Frank is designed to be that ally. Javice noted that even though around 90 percent of applicants qualify for some form of federal aid, that money is mostly left on the table. The reason, she said, is that the FAFSA (Free Application for Federal Student Aid) is so difficult and confusing that 47 percent of students never complete it.
Applying for a loan, on the other hand – particularly in the last decade – is an easy, smooth, frictionless process.
Frank offers an automated, consumer-friendly interface that automates much of the FAFSA, turning it into a four-minute process instead of a frustrating, multiple-hour ordeal.
“This is preventative medicine – we want to help students see what they have and where they are before they take on debt,” Javice said.
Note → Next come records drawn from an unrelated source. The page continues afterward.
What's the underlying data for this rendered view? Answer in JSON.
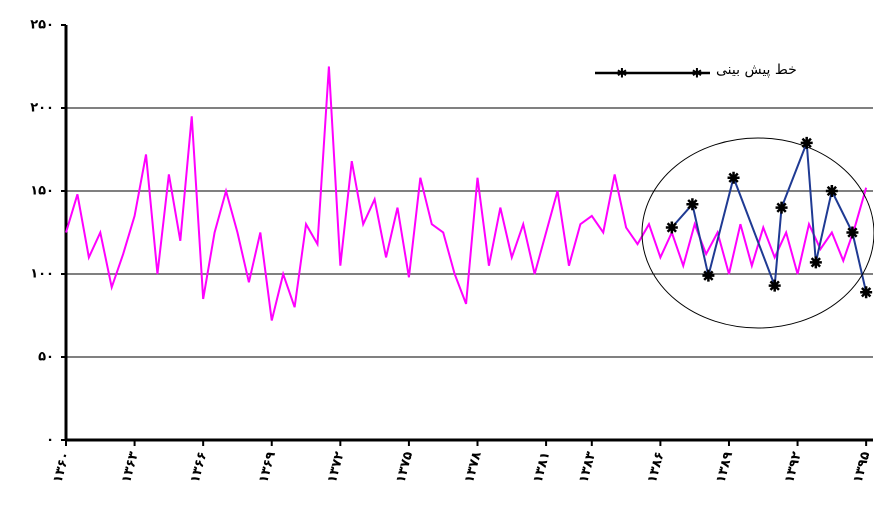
{
  "chart_data": {
    "type": "line",
    "legend_label": "خط پیش بینی",
    "xlim": [
      1360,
      1395.3
    ],
    "ylim": [
      0,
      250
    ],
    "xticks": [
      {
        "value": 1360,
        "label": "۱۳۶۰"
      },
      {
        "value": 1363,
        "label": "۱۳۶۳"
      },
      {
        "value": 1366,
        "label": "۱۳۶۶"
      },
      {
        "value": 1369,
        "label": "۱۳۶۹"
      },
      {
        "value": 1372,
        "label": "۱۳۷۲"
      },
      {
        "value": 1375,
        "label": "۱۳۷۵"
      },
      {
        "value": 1378,
        "label": "۱۳۷۸"
      },
      {
        "value": 1381,
        "label": "۱۳۸۱"
      },
      {
        "value": 1383,
        "label": "۱۳۸۳"
      },
      {
        "value": 1386,
        "label": "۱۳۸۶"
      },
      {
        "value": 1389,
        "label": "۱۳۸۹"
      },
      {
        "value": 1392,
        "label": "۱۳۹۲"
      },
      {
        "value": 1395,
        "label": "۱۳۹۵"
      }
    ],
    "yticks": [
      {
        "value": 0,
        "label": "۰"
      },
      {
        "value": 50,
        "label": "۵۰"
      },
      {
        "value": 100,
        "label": "۱۰۰"
      },
      {
        "value": 150,
        "label": "۱۵۰"
      },
      {
        "value": 200,
        "label": "۲۰۰"
      },
      {
        "value": 250,
        "label": "۲۵۰"
      }
    ],
    "grid": true,
    "series": [
      {
        "color": "#ff00ff",
        "x": [
          1360,
          1360.5,
          1361,
          1361.5,
          1362,
          1362.5,
          1363,
          1363.5,
          1364,
          1364.5,
          1365,
          1365.5,
          1366,
          1366.5,
          1367,
          1367.5,
          1368,
          1368.5,
          1369,
          1369.5,
          1370,
          1370.5,
          1371,
          1371.5,
          1372,
          1372.5,
          1373,
          1373.5,
          1374,
          1374.5,
          1375,
          1375.5,
          1376,
          1376.5,
          1377,
          1377.5,
          1378,
          1378.5,
          1379,
          1379.5,
          1380,
          1380.5,
          1381,
          1381.5,
          1382,
          1382.5,
          1383,
          1383.5,
          1384,
          1384.5,
          1385,
          1385.5,
          1386,
          1386.5,
          1387,
          1387.5,
          1388,
          1388.5,
          1389,
          1389.5,
          1390,
          1390.5,
          1391,
          1391.5,
          1392,
          1392.5,
          1393,
          1393.5,
          1394,
          1394.5,
          1395
        ],
        "values": [
          125,
          148,
          110,
          125,
          92,
          112,
          135,
          172,
          100,
          160,
          120,
          195,
          85,
          125,
          150,
          125,
          95,
          125,
          72,
          100,
          80,
          130,
          118,
          225,
          105,
          168,
          130,
          145,
          110,
          140,
          98,
          158,
          130,
          125,
          100,
          82,
          158,
          105,
          140,
          110,
          130,
          100,
          125,
          150,
          105,
          130,
          135,
          125,
          160,
          128,
          118,
          130,
          110,
          125,
          105,
          130,
          112,
          125,
          100,
          130,
          105,
          128,
          110,
          125,
          100,
          130,
          115,
          125,
          108,
          128,
          152
        ]
      },
      {
        "color": "#1f3a93",
        "marker": "star",
        "x": [
          1386.5,
          1387.4,
          1388.1,
          1389.2,
          1391.0,
          1391.3,
          1392.4,
          1392.8,
          1393.5,
          1394.4,
          1395.0
        ],
        "values": [
          128,
          142,
          99,
          158,
          93,
          140,
          179,
          107,
          150,
          125,
          89
        ]
      }
    ]
  }
}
Frank started with a pilot program for low-income students at a few high schools in the Bronx. A little more than a year later, Javice estimates her company has helped about 300,000 students each find between $25,000 and $30,000 in aid. That is around $7 billion over four years of college.
But Frank on its own won’t be enough to clean up the $1.5 trillion mess that student loans have become. No matter what anyone is selling, there is no single-shot solution to the problem. In Javice’s opinion, many components of the process need massive work, from how loans are put together to how they are serviced over time to what kind of credit scoring models are used to underwrite them.
“Dumb, blind monkeys could do a better job of credit scoring than we currently do in this country,” she said.
But if the student loan crisis can only be fixed when one single, perfect solution comes along, Javice noted, the student lending crisis will never be fixed. And there are 44 million students carrying $1.5 trillion in debt who can’t afford that answer.